Poteat, Thomas L.
THOMAS L. POTEAT
Tom was a former President of GUUF. He was a trial lawyer, and was working in Congressman Jim Mann office in DC when he died.
Thomas Lawton Poteat was born on September 27, 1924 to Mary Willingham Lawton and J. Douglas Poteat.
He attended Greenville High School but transferred to Webb School in Bell Buckle, Tennessee. He skipped his final year at Webb to enter Duke University under the U.S. Navy’s V-12 program. As a Lieutenant J.G., he served in the Pacific during WW II, returning to Duke in the fall of 1946 for his senior year, finishing in June 1947.
Tom and his wife, Barbara, met on a blind date arranged by one of his fraternity brothers and her roommate. In the fall of 1948 he entered law school at Duke. During the summer of 1949 he served in the naval reserves in the New York City area. They were married in early September of 1949, and graduated – him from law school and her from undergraduate school – at the same ceremony in June 1950.

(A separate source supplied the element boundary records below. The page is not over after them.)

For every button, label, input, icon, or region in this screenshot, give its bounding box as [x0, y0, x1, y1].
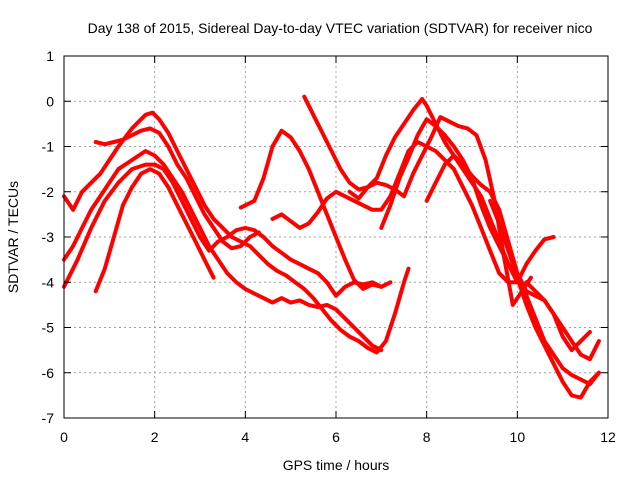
- x-axis-label: GPS time / hours: [283, 457, 390, 473]
- x-tick-label: 2: [151, 429, 159, 445]
- series-track-2: [62, 149, 384, 353]
- x-tick-label: 8: [423, 429, 431, 445]
- series-track-11: [424, 153, 592, 353]
- series-track-8: [302, 94, 520, 285]
- x-tick-label: 4: [241, 429, 249, 445]
- series-track-4: [93, 167, 216, 294]
- y-tick-label: -5: [42, 320, 55, 336]
- x-tick-labels: 0 2 4 6 8 10 12: [60, 429, 616, 445]
- y-tick-labels: 1 0 -1 -2 -3 -4 -5 -6 -7: [42, 48, 55, 426]
- series-track-3: [62, 162, 384, 298]
- y-tick-label: -2: [42, 184, 55, 200]
- series-track-5: [93, 126, 261, 251]
- series-track-13: [524, 280, 601, 362]
- series-track-6: [238, 128, 393, 291]
- series-track-12: [488, 198, 601, 400]
- x-tick-label: 12: [600, 429, 616, 445]
- x-tick-label: 0: [60, 429, 68, 445]
- y-tick-label: -3: [42, 229, 55, 245]
- x-tick-label: 10: [510, 429, 526, 445]
- y-axis-label: SDTVAR / TECUs: [5, 181, 21, 293]
- y-tick-label: -4: [42, 274, 55, 290]
- y-tick-label: 0: [46, 93, 54, 109]
- series-track-10: [379, 117, 601, 387]
- chart-title: Day 138 of 2015, Sidereal Day-to-day VTE…: [88, 20, 593, 36]
- x-tick-label: 6: [332, 429, 340, 445]
- series-layer: [62, 94, 601, 400]
- y-tick-label: 1: [46, 48, 54, 64]
- y-tick-label: -7: [42, 410, 55, 426]
- tick-layer: [63, 55, 609, 419]
- y-tick-label: -6: [42, 365, 55, 381]
- y-tick-label: -1: [42, 139, 55, 155]
- series-track-9: [347, 115, 533, 307]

After some months in Greenville, Tom and a distant cousin on his mother’s side, Thomas Oregon Lawton of Allendale, SC began a law practice in Georgetown, SC in 1952. Tom and Barbara’s children, Clarissa, Douglas and Gordon, were born there.
During their years in Georgetown, they became members of the Unitarian Church of The Larger Fellowship, and attended the Unitarian Church in Charleston for the years before their children were born.
When Tom Lawton married and returned to Allendale to practice law there, Tom began a practice with Jack Hiers who had moved to Georgetown from Charleston.
In 1960, Tom and Barbara moved to Greenville where Tom served as an adjuster with American Mutual Fire Insurance and was involved in the beginning of Greenville’s public defender system. On coming to Greenville in 1960, they joined the group of Unitarians that met on Sundays around the pool at the home of Gil and Clay Rowland.
Later Tom became the manager of Congressman Jim Mann’s Washington office, commuting as necessary to and from Greenville. After having a heart attack in D.C., bronchial cancer was discovered and he returned to Greenville, where he died at home on October 12, 1976.
His wife Barbara still resides in Greenville as of September 2016.